Director Peter Sollett infuses this reasonably engaging film -- based on a young-adult novel by Rachel Cohn and David Levithan -- with the staples of most romantic comedies. There's the meet cute, a night out in New York City, comic-relief best friends, witty banter, and even a gross-out gag or two. And while the two protagonists -- especially go-to adolescent lead Cera -- are believable as hip-but-shy, sensitive-but-worldly, city-savvy-but-suburban-dwelling teens, parts of the film lag, get bogged down by the drunk-friend subplot, and just aren't as funny as the filmmakers intended.
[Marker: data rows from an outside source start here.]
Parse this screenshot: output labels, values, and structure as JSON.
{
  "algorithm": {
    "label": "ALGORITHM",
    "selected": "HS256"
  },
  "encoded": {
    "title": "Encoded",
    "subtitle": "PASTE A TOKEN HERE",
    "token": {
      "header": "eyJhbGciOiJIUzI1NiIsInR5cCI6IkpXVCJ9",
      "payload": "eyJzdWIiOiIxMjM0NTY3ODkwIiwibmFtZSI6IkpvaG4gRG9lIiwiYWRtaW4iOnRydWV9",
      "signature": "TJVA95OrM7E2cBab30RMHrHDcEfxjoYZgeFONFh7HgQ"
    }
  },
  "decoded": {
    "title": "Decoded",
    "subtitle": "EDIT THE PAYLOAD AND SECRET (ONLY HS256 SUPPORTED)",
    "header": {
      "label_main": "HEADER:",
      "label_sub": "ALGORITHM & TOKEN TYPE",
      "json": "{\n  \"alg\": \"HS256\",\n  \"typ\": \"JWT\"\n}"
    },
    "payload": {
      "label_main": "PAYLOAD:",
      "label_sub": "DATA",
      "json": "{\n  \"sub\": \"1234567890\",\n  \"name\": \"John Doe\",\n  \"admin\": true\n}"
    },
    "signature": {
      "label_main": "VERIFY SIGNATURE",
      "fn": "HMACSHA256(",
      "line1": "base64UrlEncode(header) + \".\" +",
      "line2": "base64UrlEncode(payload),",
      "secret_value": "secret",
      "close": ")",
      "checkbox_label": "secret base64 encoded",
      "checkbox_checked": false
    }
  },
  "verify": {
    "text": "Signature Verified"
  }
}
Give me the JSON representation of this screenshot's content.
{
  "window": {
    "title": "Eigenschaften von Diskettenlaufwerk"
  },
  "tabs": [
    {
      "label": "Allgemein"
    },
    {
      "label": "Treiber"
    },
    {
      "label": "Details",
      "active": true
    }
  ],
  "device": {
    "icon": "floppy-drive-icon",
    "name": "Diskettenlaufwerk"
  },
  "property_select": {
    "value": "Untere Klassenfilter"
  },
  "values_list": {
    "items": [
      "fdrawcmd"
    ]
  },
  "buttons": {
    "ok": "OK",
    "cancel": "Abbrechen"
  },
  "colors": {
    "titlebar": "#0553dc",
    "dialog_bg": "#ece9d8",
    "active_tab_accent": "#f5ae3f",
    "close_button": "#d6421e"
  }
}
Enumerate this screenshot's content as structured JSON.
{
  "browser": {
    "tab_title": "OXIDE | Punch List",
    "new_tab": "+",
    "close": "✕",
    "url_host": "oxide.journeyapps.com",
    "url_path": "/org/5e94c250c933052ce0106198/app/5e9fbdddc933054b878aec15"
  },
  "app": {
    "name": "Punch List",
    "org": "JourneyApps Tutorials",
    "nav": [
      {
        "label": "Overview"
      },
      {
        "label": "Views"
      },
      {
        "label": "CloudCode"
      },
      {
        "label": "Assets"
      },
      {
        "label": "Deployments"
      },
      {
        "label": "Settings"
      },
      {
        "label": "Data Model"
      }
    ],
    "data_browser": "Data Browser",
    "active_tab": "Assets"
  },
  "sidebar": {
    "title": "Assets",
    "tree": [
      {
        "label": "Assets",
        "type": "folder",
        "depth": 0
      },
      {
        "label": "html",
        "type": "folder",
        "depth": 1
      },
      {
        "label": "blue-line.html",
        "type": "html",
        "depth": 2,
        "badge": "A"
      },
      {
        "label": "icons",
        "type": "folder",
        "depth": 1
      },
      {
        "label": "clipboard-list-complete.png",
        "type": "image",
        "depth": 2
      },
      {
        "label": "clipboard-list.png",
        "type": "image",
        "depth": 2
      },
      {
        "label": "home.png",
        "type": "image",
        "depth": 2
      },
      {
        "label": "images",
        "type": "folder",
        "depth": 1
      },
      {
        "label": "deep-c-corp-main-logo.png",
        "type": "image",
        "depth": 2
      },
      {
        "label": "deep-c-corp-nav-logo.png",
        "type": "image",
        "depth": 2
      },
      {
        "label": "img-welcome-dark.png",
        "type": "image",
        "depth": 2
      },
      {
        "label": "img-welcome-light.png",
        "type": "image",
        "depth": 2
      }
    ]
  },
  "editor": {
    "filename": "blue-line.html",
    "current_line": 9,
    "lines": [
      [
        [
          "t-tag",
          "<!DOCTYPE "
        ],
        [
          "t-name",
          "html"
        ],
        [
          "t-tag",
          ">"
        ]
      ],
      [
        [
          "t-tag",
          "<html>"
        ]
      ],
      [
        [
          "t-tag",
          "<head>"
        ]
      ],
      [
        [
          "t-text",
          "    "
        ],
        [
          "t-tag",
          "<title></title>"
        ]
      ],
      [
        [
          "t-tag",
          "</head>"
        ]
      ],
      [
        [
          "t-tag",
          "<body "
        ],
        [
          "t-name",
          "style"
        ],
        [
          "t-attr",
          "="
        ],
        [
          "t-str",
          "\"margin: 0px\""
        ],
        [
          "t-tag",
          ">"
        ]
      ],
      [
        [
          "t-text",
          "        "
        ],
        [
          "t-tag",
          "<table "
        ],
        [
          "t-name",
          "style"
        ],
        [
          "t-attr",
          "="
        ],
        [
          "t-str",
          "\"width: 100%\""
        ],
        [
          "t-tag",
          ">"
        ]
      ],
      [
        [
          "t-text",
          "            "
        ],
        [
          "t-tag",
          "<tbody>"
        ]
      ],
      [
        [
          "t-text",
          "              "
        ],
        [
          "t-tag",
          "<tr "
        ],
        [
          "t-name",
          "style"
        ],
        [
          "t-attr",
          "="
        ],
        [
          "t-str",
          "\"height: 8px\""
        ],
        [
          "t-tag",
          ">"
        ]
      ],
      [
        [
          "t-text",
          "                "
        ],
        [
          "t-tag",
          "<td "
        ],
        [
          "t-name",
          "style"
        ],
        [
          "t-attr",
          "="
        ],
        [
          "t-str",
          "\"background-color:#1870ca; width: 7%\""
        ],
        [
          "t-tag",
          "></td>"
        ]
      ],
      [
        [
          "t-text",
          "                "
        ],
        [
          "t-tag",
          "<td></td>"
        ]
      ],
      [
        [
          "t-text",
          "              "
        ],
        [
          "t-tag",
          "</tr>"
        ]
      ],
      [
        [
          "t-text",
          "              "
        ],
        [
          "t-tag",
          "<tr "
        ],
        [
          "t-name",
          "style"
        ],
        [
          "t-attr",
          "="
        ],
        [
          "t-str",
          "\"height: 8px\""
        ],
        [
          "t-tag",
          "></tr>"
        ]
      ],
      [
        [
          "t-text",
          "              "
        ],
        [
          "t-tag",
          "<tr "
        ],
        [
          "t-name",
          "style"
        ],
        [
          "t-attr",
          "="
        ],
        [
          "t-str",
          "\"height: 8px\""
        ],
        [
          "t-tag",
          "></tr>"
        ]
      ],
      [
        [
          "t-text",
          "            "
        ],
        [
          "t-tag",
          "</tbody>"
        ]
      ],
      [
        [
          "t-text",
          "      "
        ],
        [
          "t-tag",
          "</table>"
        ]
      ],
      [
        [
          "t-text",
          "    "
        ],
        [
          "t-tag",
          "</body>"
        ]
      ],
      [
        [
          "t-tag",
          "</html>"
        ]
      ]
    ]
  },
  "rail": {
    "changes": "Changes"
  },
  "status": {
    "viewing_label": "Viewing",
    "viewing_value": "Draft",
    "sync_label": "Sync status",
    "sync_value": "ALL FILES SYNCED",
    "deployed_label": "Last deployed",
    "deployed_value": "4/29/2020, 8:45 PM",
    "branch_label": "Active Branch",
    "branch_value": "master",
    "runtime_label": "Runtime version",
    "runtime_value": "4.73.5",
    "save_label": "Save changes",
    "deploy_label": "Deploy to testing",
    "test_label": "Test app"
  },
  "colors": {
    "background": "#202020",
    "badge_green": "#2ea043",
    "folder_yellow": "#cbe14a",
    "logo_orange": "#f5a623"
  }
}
What does work is the movie's vision of MySpace-generation teens as candid and tolerant. The teen culture in the film includes ubiquitous use of technology, gay and straight best friends, a rich record-company heiress who falls for a guy who drives a Yugo, girls who wear private school skirts by day and sexy mini skirts by night. This is the world that 21st-century teens live in, even if only a tiny fraction of them use New York's post-punk clubs and greasy spoons as their playground.

Talk to your kids about ...

  • Families can talk about the real-life consequences of the characters' behavior, particularly the underage drinking. How do you think a night like the one in the movie would turn out in real life? Families can also discuss whether this movie offers a realistic depiction of today's teens. How do TV shows and movies usually portray urban-dwelling teens as opposed to suburban teens? The film makes teens seem very accepting of friends with different cultures and sexuality. Teens: Is that the case with your friends? Also, does the way the characters use technology seem realistic? How is media a part of teen daily life?